The Dunn School group has participated in the process of antigen modification and is currently following up a strategy of ‘antigenic silencing’ in which the neutralisation-irrelevant surfaces of the protein are immunologically silenced by addition of polymers such as polyethylene glycol or similar. It is hoped that this approach will focus the B cell response towards towards remaining exposed protein surfaces, corresponding to the conserved receptor binding sites. Further modifications include alteration of the glycans on Env to alter antigenicity and increase immunogenicity. This work is carried out in collaboration with G. Stuart-Jones at the Weatherall Institute of Molecular Medecine and Peter Kwong at the Vaccine Research Centre, National Institute of Health, USA.

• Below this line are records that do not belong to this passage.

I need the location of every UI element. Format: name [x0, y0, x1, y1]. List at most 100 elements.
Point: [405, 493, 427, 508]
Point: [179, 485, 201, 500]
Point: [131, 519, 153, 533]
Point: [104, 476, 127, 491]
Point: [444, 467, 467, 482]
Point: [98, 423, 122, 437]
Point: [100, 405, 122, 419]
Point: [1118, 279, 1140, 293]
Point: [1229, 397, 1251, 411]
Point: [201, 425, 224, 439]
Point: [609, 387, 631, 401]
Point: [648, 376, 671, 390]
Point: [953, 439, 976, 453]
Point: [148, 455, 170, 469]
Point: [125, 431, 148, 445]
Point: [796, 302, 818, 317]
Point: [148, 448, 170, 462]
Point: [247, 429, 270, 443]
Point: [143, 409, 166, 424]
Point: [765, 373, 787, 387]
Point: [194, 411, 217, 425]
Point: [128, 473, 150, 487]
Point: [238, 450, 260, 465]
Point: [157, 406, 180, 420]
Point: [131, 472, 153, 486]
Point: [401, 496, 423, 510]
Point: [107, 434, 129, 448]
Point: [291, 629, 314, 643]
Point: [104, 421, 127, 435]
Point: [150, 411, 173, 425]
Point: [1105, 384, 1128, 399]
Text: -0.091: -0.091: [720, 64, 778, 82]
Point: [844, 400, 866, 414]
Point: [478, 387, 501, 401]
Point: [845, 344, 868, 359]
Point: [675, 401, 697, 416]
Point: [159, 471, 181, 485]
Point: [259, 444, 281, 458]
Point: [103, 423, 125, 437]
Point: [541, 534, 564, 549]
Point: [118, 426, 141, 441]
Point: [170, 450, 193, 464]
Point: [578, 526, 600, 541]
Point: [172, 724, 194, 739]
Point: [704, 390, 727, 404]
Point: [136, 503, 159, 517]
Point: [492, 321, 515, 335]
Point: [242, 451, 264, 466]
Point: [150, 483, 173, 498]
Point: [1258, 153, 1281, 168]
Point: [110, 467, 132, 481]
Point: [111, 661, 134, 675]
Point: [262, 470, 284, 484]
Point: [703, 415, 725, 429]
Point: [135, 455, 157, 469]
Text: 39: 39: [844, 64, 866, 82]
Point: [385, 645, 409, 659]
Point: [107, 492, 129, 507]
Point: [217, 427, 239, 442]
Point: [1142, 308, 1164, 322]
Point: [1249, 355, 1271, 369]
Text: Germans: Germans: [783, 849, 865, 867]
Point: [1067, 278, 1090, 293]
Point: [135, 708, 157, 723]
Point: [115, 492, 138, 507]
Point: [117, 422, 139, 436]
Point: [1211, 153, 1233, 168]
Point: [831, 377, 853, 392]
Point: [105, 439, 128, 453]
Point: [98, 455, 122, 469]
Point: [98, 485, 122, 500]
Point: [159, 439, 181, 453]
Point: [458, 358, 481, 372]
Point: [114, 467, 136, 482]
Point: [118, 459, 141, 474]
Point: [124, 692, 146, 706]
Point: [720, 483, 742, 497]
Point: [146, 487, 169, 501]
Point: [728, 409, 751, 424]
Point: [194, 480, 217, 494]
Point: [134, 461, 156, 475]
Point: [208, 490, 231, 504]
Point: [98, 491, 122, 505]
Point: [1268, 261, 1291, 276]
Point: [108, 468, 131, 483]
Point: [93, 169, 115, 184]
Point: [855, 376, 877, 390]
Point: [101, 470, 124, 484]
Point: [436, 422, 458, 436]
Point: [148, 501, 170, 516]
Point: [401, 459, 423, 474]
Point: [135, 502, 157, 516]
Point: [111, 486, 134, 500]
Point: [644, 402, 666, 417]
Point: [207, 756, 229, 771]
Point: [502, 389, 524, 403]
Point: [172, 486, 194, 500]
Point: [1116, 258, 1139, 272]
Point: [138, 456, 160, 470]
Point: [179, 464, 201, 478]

Discovery of novel adjuvants for use with HIV-1 Env antigens
As with most other subunit vaccines, HIV-1 Env is relatively weakly immunogenic in its own right, requiring an adjuvant to elicit a potent immune response. Adjuvants currently licenced for use in man are limited to aluminium salts, virosomes, Novartis’s MF59, and the GSK series of adjuvants. To date none of the adjuvants tested in small animal models has shown the potency required to elicit high-titre neutralising antibody responses to HIV-1.
The Dunn School group has been involved in adjuvant discovery, and has two candidates. One is the polycation PEI which is currently undergoing extensive preclinical evaluation, the other is a variant of polyacrylic acid, which is at an earlier stage of development. It is hoped that either or both of these new classes of adjuvant may be useful not only in HIV vaccine design but also for other vaccines in which high titre antibody responses are required.
Proof of principle for vaginal application of antigen-microbicide formulations
As part of a Bill and Melinda Gates and Wellcome Trust funded consortium, the Dunn School of Pathology group have been developing model systems for evaluating the use of combinations of vaginal microbicides and HIV-1 Env based antigens as mucosal vaccine formulations. We have developed two in vivo models for vaginal administration, and have demonstrated that combinations of Env and microbicide lead to higher titres of mucosal, Env-specific IgG and/or IgA than antigen alone. If successful, this strategy might lead to the first self-applied mucosal vaccine.